The University’s announcement Friday of its new tuition and fee structure received criticism from students.
The new system, slated to take effect in the 2019-20 academic year, would determine undergraduate tuition through a tiered model. Some students are worried that the plan will lead to a higher cost of attendance and lack of transparency.
The tuition overhaul, pending approval by the Arizona Board of Regents in April, aims to simplify the bill students pay for tuition, ASU president Michael Crow said in an interview with The State Press. The model consolidates course and degree-specific fees into one of four major-specific amounts, which is then added onto the base tuition cost to determine a student’s final bill.
The four tiers are based on a student’s degree program. Out-of-state and international students will pay a higher base tuition and higher tiered fees compared to Arizona residents.
Some fees, like those instituted for hybrid courses and iCourses, will be eliminated.
Read more: ASU overhauls fee structure in new tuition proposal
The proposal is intended to make tuition "predictable" and "as simple as possible," Crow said.
But some students disagreed that the new structure would increase transparency.
"When our fees were itemized, it was very transparent what our money was going to," said Kaylie Volpe, a senior studying marketing.
Volpe said that "even though it was annoying to know that you were getting charged for athletics when you have no interest in that," the new tuition proposal "looks negative for students no matter what" because it eliminates the itemized breakdown.
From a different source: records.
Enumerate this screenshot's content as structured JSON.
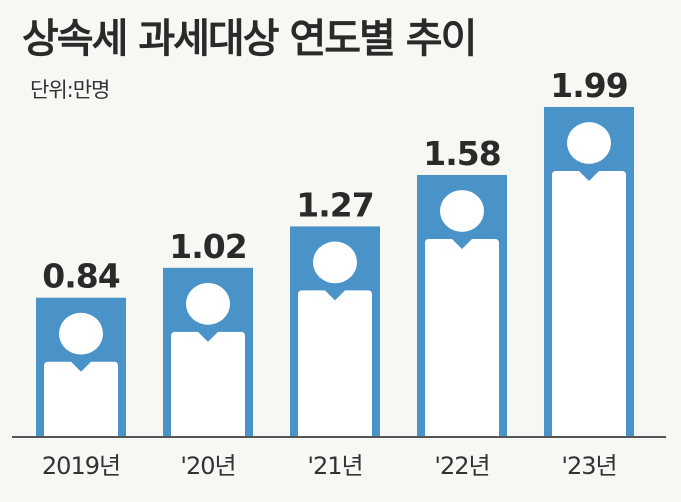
{
  "chart_data": {
    "type": "bar",
    "title": "상속세 과세대상 연도별 추이",
    "unit": "단위:만명",
    "categories": [
      "2019년",
      "'20년",
      "'21년",
      "'22년",
      "'23년"
    ],
    "values": [
      0.84,
      1.02,
      1.27,
      1.58,
      1.99
    ],
    "value_labels": [
      "0.84",
      "1.02",
      "1.27",
      "1.58",
      "1.99"
    ],
    "bar_color": "#4a93c8",
    "figure_color": "#ffffff",
    "baseline_color": "#555555",
    "grid": false,
    "legend": "none"
  }
}
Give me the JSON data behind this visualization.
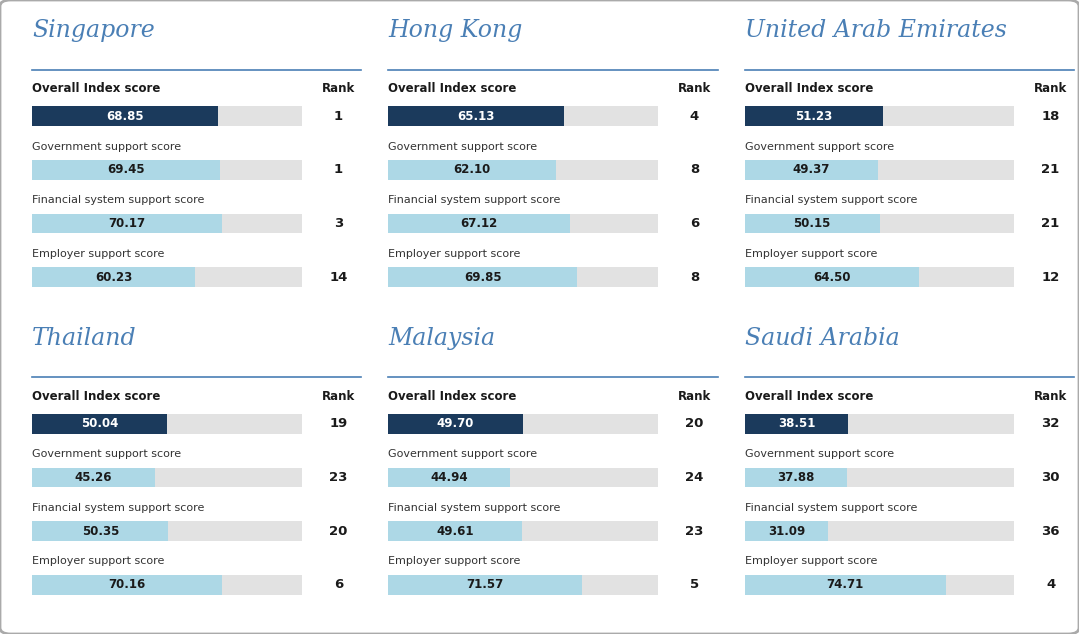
{
  "countries": [
    {
      "name": "Singapore",
      "overall_score": 68.85,
      "overall_rank": 1,
      "gov_score": 69.45,
      "gov_rank": 1,
      "fin_score": 70.17,
      "fin_rank": 3,
      "emp_score": 60.23,
      "emp_rank": 14
    },
    {
      "name": "Hong Kong",
      "overall_score": 65.13,
      "overall_rank": 4,
      "gov_score": 62.1,
      "gov_rank": 8,
      "fin_score": 67.12,
      "fin_rank": 6,
      "emp_score": 69.85,
      "emp_rank": 8
    },
    {
      "name": "United Arab Emirates",
      "overall_score": 51.23,
      "overall_rank": 18,
      "gov_score": 49.37,
      "gov_rank": 21,
      "fin_score": 50.15,
      "fin_rank": 21,
      "emp_score": 64.5,
      "emp_rank": 12
    },
    {
      "name": "Thailand",
      "overall_score": 50.04,
      "overall_rank": 19,
      "gov_score": 45.26,
      "gov_rank": 23,
      "fin_score": 50.35,
      "fin_rank": 20,
      "emp_score": 70.16,
      "emp_rank": 6
    },
    {
      "name": "Malaysia",
      "overall_score": 49.7,
      "overall_rank": 20,
      "gov_score": 44.94,
      "gov_rank": 24,
      "fin_score": 49.61,
      "fin_rank": 23,
      "emp_score": 71.57,
      "emp_rank": 5
    },
    {
      "name": "Saudi Arabia",
      "overall_score": 38.51,
      "overall_rank": 32,
      "gov_score": 37.88,
      "gov_rank": 30,
      "fin_score": 31.09,
      "fin_rank": 36,
      "emp_score": 74.71,
      "emp_rank": 4
    }
  ],
  "max_score": 100,
  "dark_blue": "#1b3a5c",
  "light_blue": "#add8e6",
  "light_gray": "#e2e2e2",
  "title_color": "#4a7fb5",
  "bg_color": "#ffffff",
  "label_color": "#333333",
  "header_color": "#1a1a1a",
  "divider_color": "#4a7fb5",
  "outer_border_color": "#aaaaaa"
}
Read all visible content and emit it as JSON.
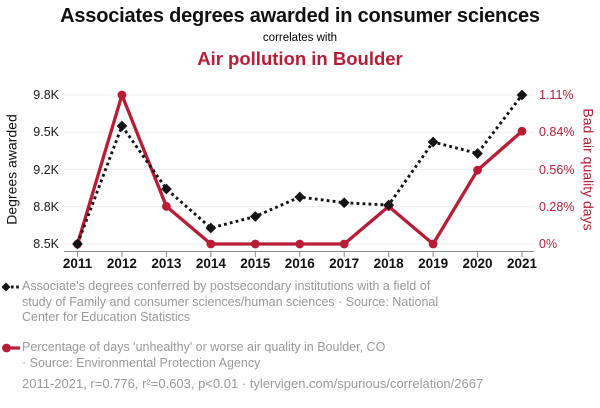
{
  "header": {
    "title": "Associates degrees awarded in consumer sciences",
    "subtitle": "correlates with",
    "title2": "Air pollution in Boulder"
  },
  "colors": {
    "accent_red": "#b81d35",
    "series_black": "#141414",
    "muted_gray": "#999999",
    "grid": "#ececec",
    "axis": "#8a8a8a"
  },
  "chart_data": {
    "type": "line",
    "x": [
      "2011",
      "2012",
      "2013",
      "2014",
      "2015",
      "2016",
      "2017",
      "2018",
      "2019",
      "2020",
      "2021"
    ],
    "series": [
      {
        "name": "Associates degrees awarded in consumer sciences",
        "axis": "left",
        "color": "#141414",
        "line_style": "dotted",
        "marker": "diamond",
        "unit": "thousand degrees",
        "values": [
          8.5,
          9.53,
          8.98,
          8.64,
          8.74,
          8.91,
          8.86,
          8.84,
          9.39,
          9.29,
          9.8
        ]
      },
      {
        "name": "Air pollution in Boulder",
        "axis": "right",
        "color": "#b81d35",
        "line_style": "solid",
        "marker": "circle",
        "unit": "percent bad air quality days",
        "values": [
          0,
          1.11,
          0.28,
          0,
          0,
          0,
          0,
          0.28,
          0,
          0.55,
          0.84
        ]
      }
    ],
    "left_axis": {
      "title": "Degrees awarded",
      "min": 8.5,
      "max": 9.8,
      "ticks": [
        "8.5K",
        "8.8K",
        "9.2K",
        "9.5K",
        "9.8K"
      ]
    },
    "right_axis": {
      "title": "Bad air quality days",
      "min": 0,
      "max": 1.11,
      "ticks": [
        "0%",
        "0.28%",
        "0.56%",
        "0.84%",
        "1.11%"
      ]
    },
    "grid": "horizontal",
    "legend_position": "bottom"
  },
  "legend": [
    {
      "marker": "black-diamond-dotted",
      "text": "Associate's degrees conferred by postsecondary institutions with a field of\nstudy of Family and consumer sciences/human sciences · Source: National\nCenter for Education Statistics"
    },
    {
      "marker": "red-circle-solid",
      "text": "Percentage of days 'unhealthy' or worse air quality in Boulder, CO\n· Source: Environmental Protection Agency"
    }
  ],
  "footer": {
    "text": "2011-2021, r=0.776, r²=0.603, p<0.01 · tylervigen.com/spurious/correlation/2667"
  }
}
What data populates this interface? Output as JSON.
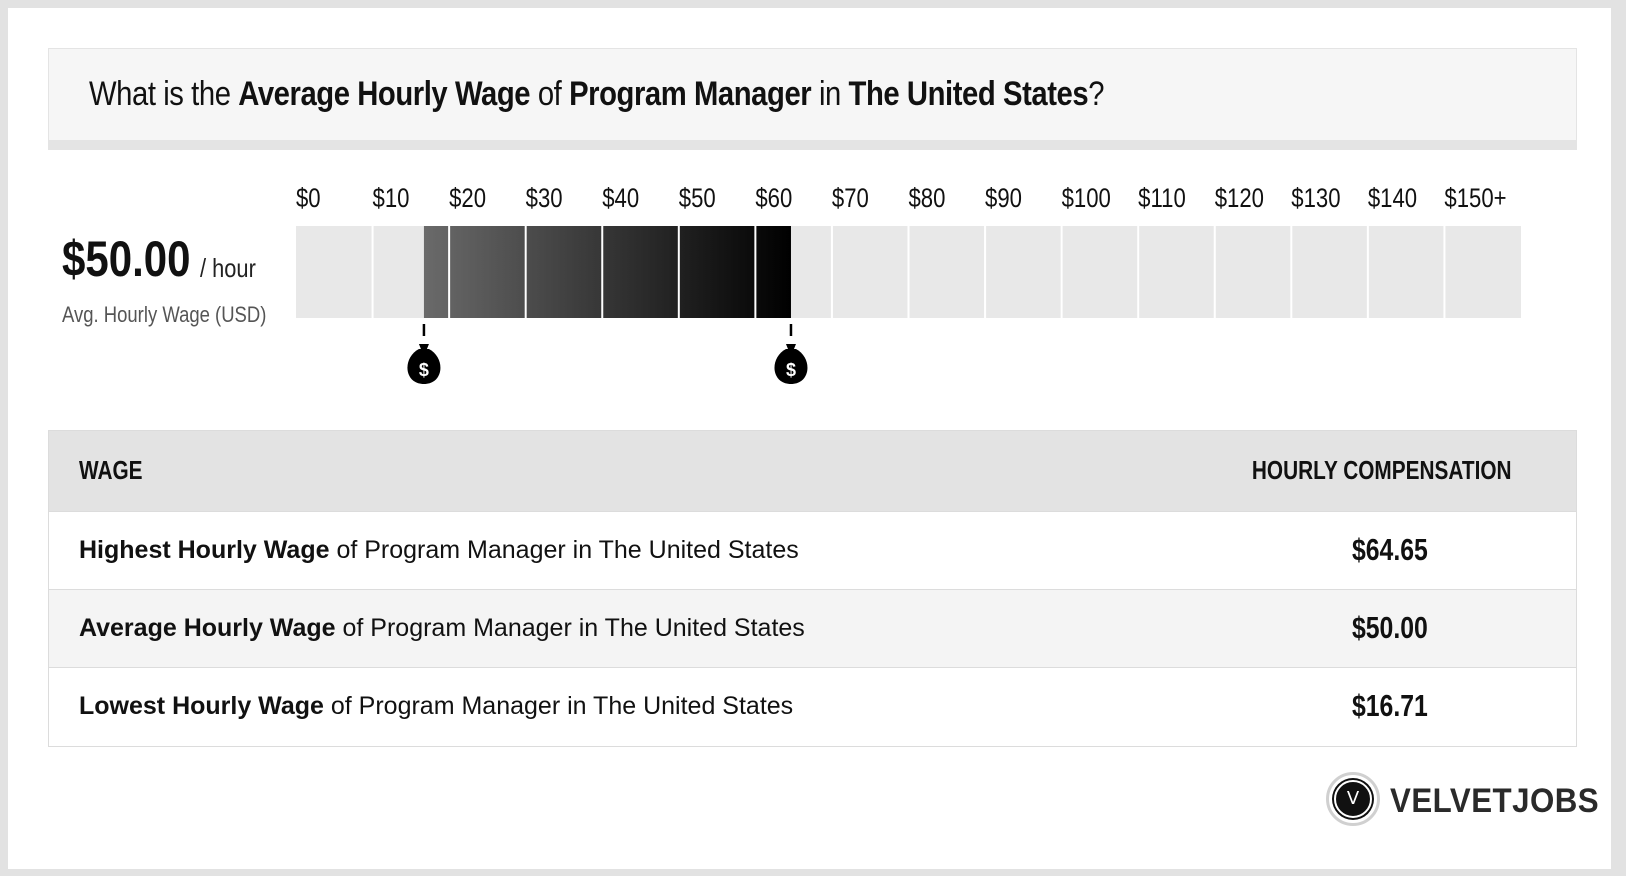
{
  "header": {
    "prefix": "What is the",
    "metric": "Average Hourly Wage",
    "of": "of",
    "job": "Program Manager",
    "in": "in",
    "location": "The United States",
    "suffix": "?"
  },
  "summary": {
    "value": "$50.00",
    "unit": "/ hour",
    "caption": "Avg. Hourly Wage (USD)"
  },
  "chart_data": {
    "type": "bar",
    "title": "",
    "tick_labels": [
      "$0",
      "$10",
      "$20",
      "$30",
      "$40",
      "$50",
      "$60",
      "$70",
      "$80",
      "$90",
      "$100",
      "$110",
      "$120",
      "$130",
      "$140",
      "$150+"
    ],
    "axis_range": [
      0,
      160
    ],
    "range_low": 16.71,
    "range_high": 64.65,
    "average": 50.0,
    "marker_icon": "money-bag-icon",
    "marker_symbol": "$",
    "colors": {
      "track": "#e8e8e8",
      "range_start": "#6a6a6a",
      "range_end": "#000000",
      "marker": "#000000"
    }
  },
  "table": {
    "col_left": "WAGE",
    "col_right": "HOURLY COMPENSATION",
    "rows": [
      {
        "bold": "Highest Hourly Wage",
        "rest": " of Program Manager in The United States",
        "value": "$64.65"
      },
      {
        "bold": "Average Hourly Wage",
        "rest": " of Program Manager in The United States",
        "value": "$50.00"
      },
      {
        "bold": "Lowest Hourly Wage",
        "rest": " of Program Manager in The United States",
        "value": "$16.71"
      }
    ]
  },
  "logo": {
    "icon_letter": "V",
    "text": "VELVETJOBS"
  }
}
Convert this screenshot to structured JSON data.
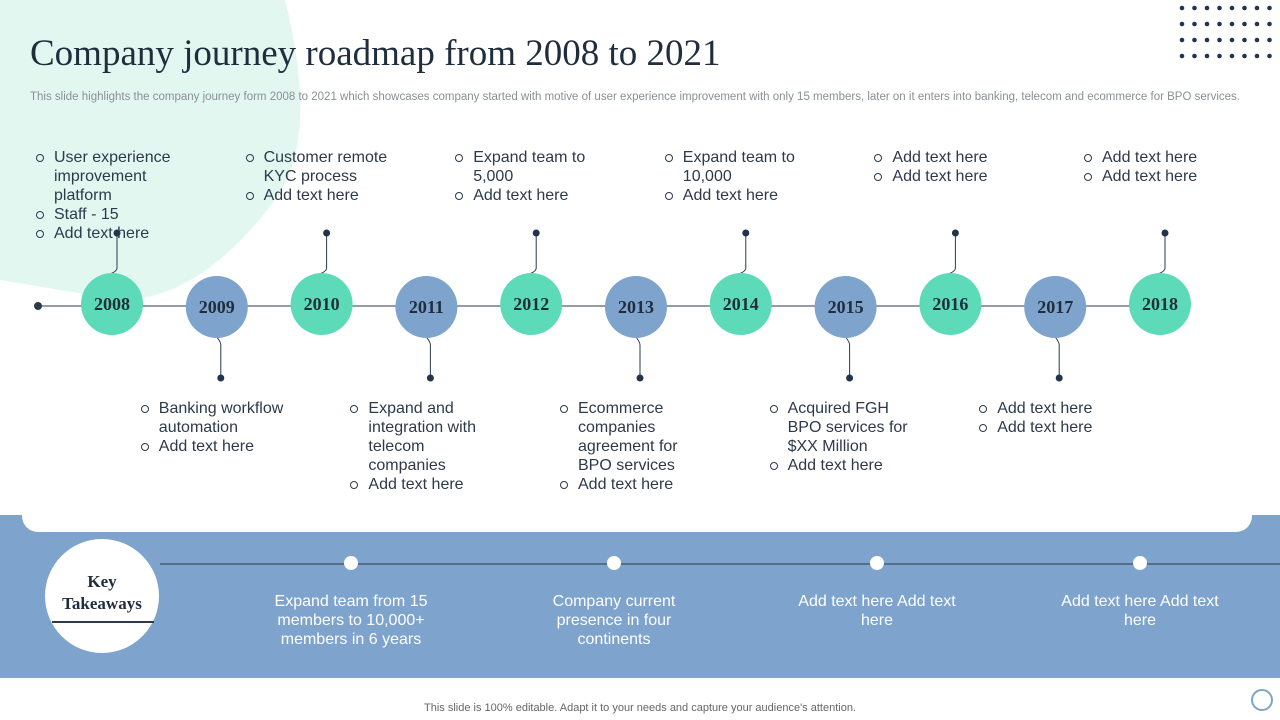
{
  "header": {
    "title": "Company journey roadmap from 2008 to 2021",
    "subtitle": "This slide highlights the company journey form 2008 to 2021 which showcases company started with motive of user experience improvement with only 15 members, later on it enters into banking, telecom and ecommerce for BPO services."
  },
  "milestones": [
    {
      "year": "2008",
      "bullets": [
        "User experience improvement platform",
        "Staff - 15",
        "Add text here"
      ]
    },
    {
      "year": "2009",
      "bullets": [
        "Banking workflow automation",
        "Add text here"
      ]
    },
    {
      "year": "2010",
      "bullets": [
        "Customer remote KYC process",
        "Add text here"
      ]
    },
    {
      "year": "2011",
      "bullets": [
        "Expand and integration with telecom companies",
        "Add text here"
      ]
    },
    {
      "year": "2012",
      "bullets": [
        "Expand team to 5,000",
        "Add text here"
      ]
    },
    {
      "year": "2013",
      "bullets": [
        "Ecommerce companies agreement for BPO services",
        "Add text here"
      ]
    },
    {
      "year": "2014",
      "bullets": [
        "Expand team to 10,000",
        "Add text here"
      ]
    },
    {
      "year": "2015",
      "bullets": [
        "Acquired FGH BPO services for $XX Million",
        "Add text here"
      ]
    },
    {
      "year": "2016",
      "bullets": [
        "Add text here",
        "Add text here"
      ]
    },
    {
      "year": "2017",
      "bullets": [
        "Add text here",
        "Add text here"
      ]
    },
    {
      "year": "2018",
      "bullets": [
        "Add text here",
        "Add text here"
      ]
    }
  ],
  "takeaways": {
    "heading": "Key Takeaways",
    "items": [
      "Expand team from 15 members to 10,000+ members in 6 years",
      "Company current presence in four continents",
      "Add text here Add text here",
      "Add text here Add text here"
    ]
  },
  "footer": "This slide is 100% editable. Adapt it to your needs and capture your audience's attention."
}
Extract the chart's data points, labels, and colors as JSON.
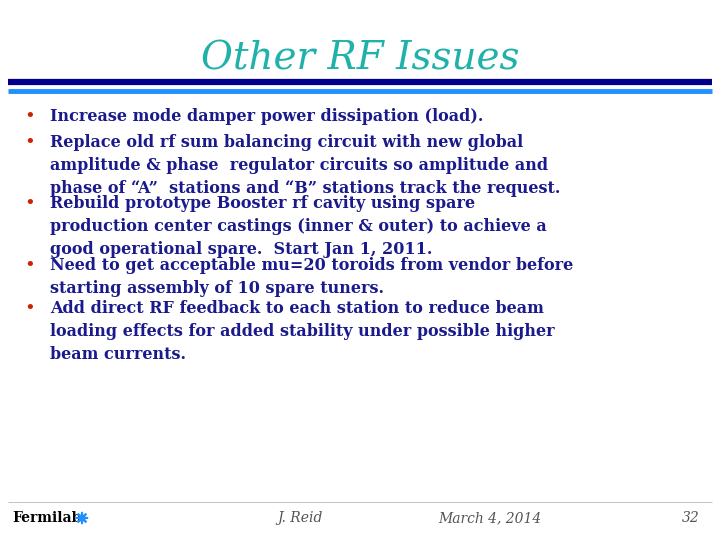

Gregory Wolniak, an associate professor at the University of Georgia who has researched the socioeconomic effects of college, said that it is important for colleges to be upfront about their costs of attendance and that the simplified proposal accomplishes that.
But he added that while the University can set its own policy, it should be held accountable to "basic consumer protection concepts."
A lack of transparency "erodes the ability of students to make optimal decisions," Wolniak said, but ASU's proposal is actually "very clear" and could be “a step in the right direction.”
Some students who would pay less under the proposed tuition overhaul still expressed concerns about how it would affect the rest of the student body.
Bryan Perez is a junior studying secondary education with a focus in English at the Mary Lou Fulton Teachers College, which currently does not charge major-specific tuition. Under the new tuition and fee structure, Perez would not pay a tiered fee for his major.
Perez said that while "it's nice" to be in the $0 tier, he's worried that it "may be unfair to other students that they have to pay more."
Glen Nelson, chief business officer and faculty member at Idaho State University, has researched differential tuition — charging students different amounts based on major — and its socioeconomic impact.
He said that preliminary research has shown that differential tuition could cause students from low-socioeconomic backgrounds to migrate toward lower-cost majors.
"So you now have the potential impact of differential tuition that students may choose their course of study or their major based on price rather than aptitude and ability," Nelson said.
A possible fix would be to provide targeted financial aid for students, making "the choice between engineering and English a non-financial choice,” Nelson said.
ASU already institutes differential tuition, Nelson said, and the proposal would simply be "a new way to present" it.
But the fee overhaul is a change from previous fee structures in which all students paid the same fee for various degree programs regardless of residency. Under the new model, out-of-state students could face a large increase in differential tuition.
For Susan Cihelka, a junior from California studying civil engineering, the change could result in an increase of more than $700 for the year.
This academic year, Cihelka paid $800 in Fulton tuition and $228 in additional course fees, totaling $1,028. Next year, the fourth-tier Fulton tuition would cost her $1,800.
Cihelka said that the previous cost breakdown "wasn’t complicated at all."
"I knew where everything was going, and if I didn’t know, I could look it up," Cihelka said. "The price difference is absolutely insane … That could be going to rent, utilities, books or supplies."
Additionally, ASU will provide grants to partially subsidize in-state students whose total tuition increases by more than 3 percent, and will do the same for out-of-state and international students who face an increase higher than 5 percent.
The grants for non-resident students go beyond Crow’s promise to in-state students that tuition will not rise by more than 3 percent per year, which he plans to renew for another 10 years.
Some critics, like Cesar Aguilar, executive director of the Arizona Students' Association, said that tuition shouldn't be increasing at all. Instead, the state legislature should provide more funding to keep the cost stable, he said.
"We should be freezing tuition, especially considering student debt," which reached $1.56 trillion nationally this year, Aguilar said.
Cihelka said that the new proposal can take away from the University's message of inclusivity.
"ASU promotes inclusivity, but this proposal sends students coming from a lower socioeconomic status a different message — that higher education is inclusive to anyone that can afford it," Cihelka said.